Et lorsque votre aide à distance atteint ses limites ?
Parfois, il faut davantage que des séances en ligne. Les personnes fortement atteintes peuvent développer des psychoses et, par conséquent, ne plus parvenir à distinguer la réalité de la fiction. Alors, certaines diront : « J’aimerais vous toucher pour m’assurer que vous existez vraiment ». Dans ces cas, je m’adresse à l’équipe de projet sur place afin qu’une rencontre personnelle puisse avoir lieu. De plus, je me rends en Égypte deux fois par an et peux alors proposer des entretiens personnels.
Vous avez affaire à des personnes à risque aigu et habitant dans des régions en crise. Comment gérez-vous cette insécurité ?
Je dispose de différentes techniques d’autorégulation. En outre, de nature optimiste, je suis toujours encline à voir le bien. Dans un des cas, par exemple, je n’ai pas réussi à contacter une cliente de Gaza pendant un mois. Je lui ai envoyé un message chaque jour. Puis, elle m’a recontactée. Obligée de fuir, elle n’avait pas pu donner de ses nouvelles, mais elle allait bien. En psychothérapie, il est très important d’avoir une attitude positive, entre autres, parce que c’est un modèle qui peut servir de repère aux clients.
Qu’est-ce qui vous importe tout particulièrement dans votre travail ?
D’une part, la relation avec mes clients, qui présuppose de la confiance, de l’empathie et du respect. D’autre part, je suis très attentive aux détails. En thérapie du traumatisme, il est important de laisser les personnes affectées raconter librement leur histoire, car l’information la plus importante arrive parfois tout à la fin. Les détails m’apprennent comment elles raisonnent et ce qu’elles ressentent. Ainsi, je peux reconnaître des modèles. Chaque souvenir met au jour une nouvelle couche enfouie jusque-là. Tout cela est très important pour le processus de guérison.
Pourquoi avez-vous choisi cette activité aussi exigeante ?

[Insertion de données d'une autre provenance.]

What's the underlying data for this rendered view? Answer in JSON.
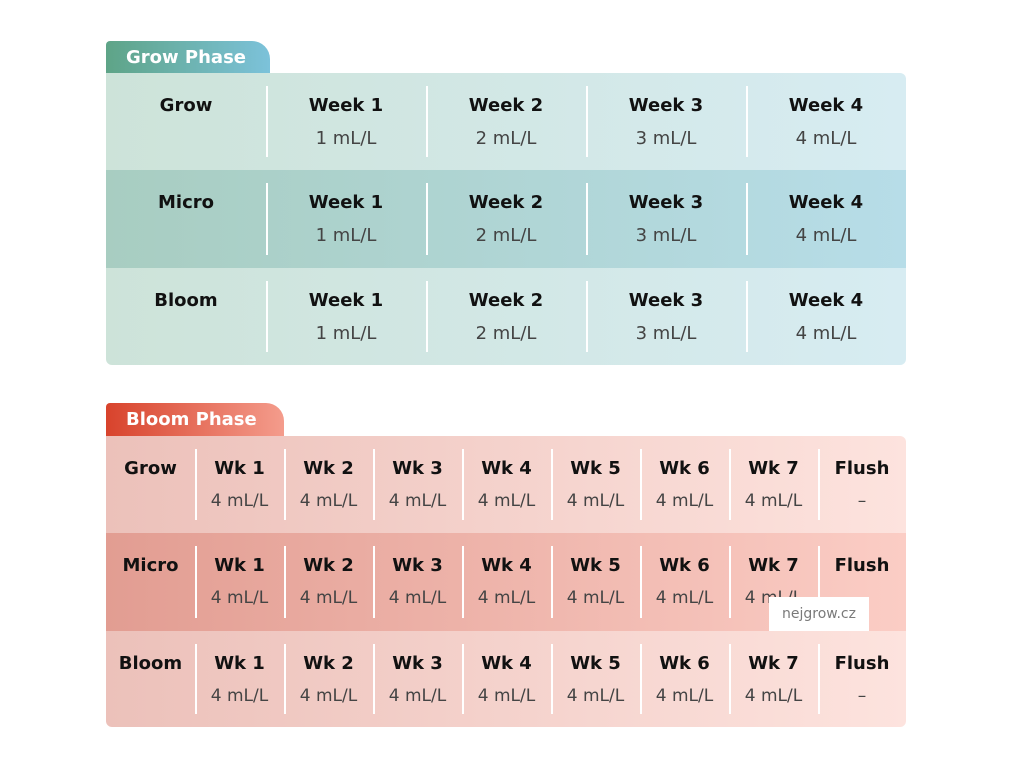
{
  "grow_phase": {
    "title": "Grow Phase",
    "rows": [
      {
        "label": "Grow",
        "cells": [
          {
            "head": "Week 1",
            "value": "1 mL/L"
          },
          {
            "head": "Week 2",
            "value": "2 mL/L"
          },
          {
            "head": "Week 3",
            "value": "3 mL/L"
          },
          {
            "head": "Week 4",
            "value": "4 mL/L"
          }
        ]
      },
      {
        "label": "Micro",
        "cells": [
          {
            "head": "Week 1",
            "value": "1 mL/L"
          },
          {
            "head": "Week 2",
            "value": "2 mL/L"
          },
          {
            "head": "Week 3",
            "value": "3 mL/L"
          },
          {
            "head": "Week 4",
            "value": "4 mL/L"
          }
        ]
      },
      {
        "label": "Bloom",
        "cells": [
          {
            "head": "Week 1",
            "value": "1 mL/L"
          },
          {
            "head": "Week 2",
            "value": "2 mL/L"
          },
          {
            "head": "Week 3",
            "value": "3 mL/L"
          },
          {
            "head": "Week 4",
            "value": "4 mL/L"
          }
        ]
      }
    ]
  },
  "bloom_phase": {
    "title": "Bloom Phase",
    "rows": [
      {
        "label": "Grow",
        "cells": [
          {
            "head": "Wk 1",
            "value": "4 mL/L"
          },
          {
            "head": "Wk 2",
            "value": "4 mL/L"
          },
          {
            "head": "Wk 3",
            "value": "4 mL/L"
          },
          {
            "head": "Wk 4",
            "value": "4 mL/L"
          },
          {
            "head": "Wk 5",
            "value": "4 mL/L"
          },
          {
            "head": "Wk 6",
            "value": "4 mL/L"
          },
          {
            "head": "Wk 7",
            "value": "4 mL/L"
          },
          {
            "head": "Flush",
            "value": "–"
          }
        ]
      },
      {
        "label": "Micro",
        "cells": [
          {
            "head": "Wk 1",
            "value": "4 mL/L"
          },
          {
            "head": "Wk 2",
            "value": "4 mL/L"
          },
          {
            "head": "Wk 3",
            "value": "4 mL/L"
          },
          {
            "head": "Wk 4",
            "value": "4 mL/L"
          },
          {
            "head": "Wk 5",
            "value": "4 mL/L"
          },
          {
            "head": "Wk 6",
            "value": "4 mL/L"
          },
          {
            "head": "Wk 7",
            "value": "4 mL/L"
          },
          {
            "head": "Flush",
            "value": ""
          }
        ]
      },
      {
        "label": "Bloom",
        "cells": [
          {
            "head": "Wk 1",
            "value": "4 mL/L"
          },
          {
            "head": "Wk 2",
            "value": "4 mL/L"
          },
          {
            "head": "Wk 3",
            "value": "4 mL/L"
          },
          {
            "head": "Wk 4",
            "value": "4 mL/L"
          },
          {
            "head": "Wk 5",
            "value": "4 mL/L"
          },
          {
            "head": "Wk 6",
            "value": "4 mL/L"
          },
          {
            "head": "Wk 7",
            "value": "4 mL/L"
          },
          {
            "head": "Flush",
            "value": "–"
          }
        ]
      }
    ]
  },
  "watermark": "nejgrow.cz"
}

J’aime l’échange avec les gens et j’apprends beaucoup de mes clients. Je suis persuadée que, en fin de compte, un psychisme sain est plus important pour la qualité de vie qu’un corps sain. Si je suis en bonne santé psychique, je peux mener une vie épanouie, même avec des contraintes physiques. Le bonheur se niche dans nos têtes.
Riham Mahfouz (MD) est médecin, psychiatre et psychothérapeute. Elle vit avec sa famille près de Bâle. Après ses études de médecine en Égypte et en Grande-Bretagne, elle a suivi le MAS Peace & Conflict à l’université de Bâle. Outre son activité de psychiatre et de psychothérapeute, elle est cofondatrice de l’organisation à but non lucratif Innovate4Right et fournit une assistance spirituelle musulmane à Bâle.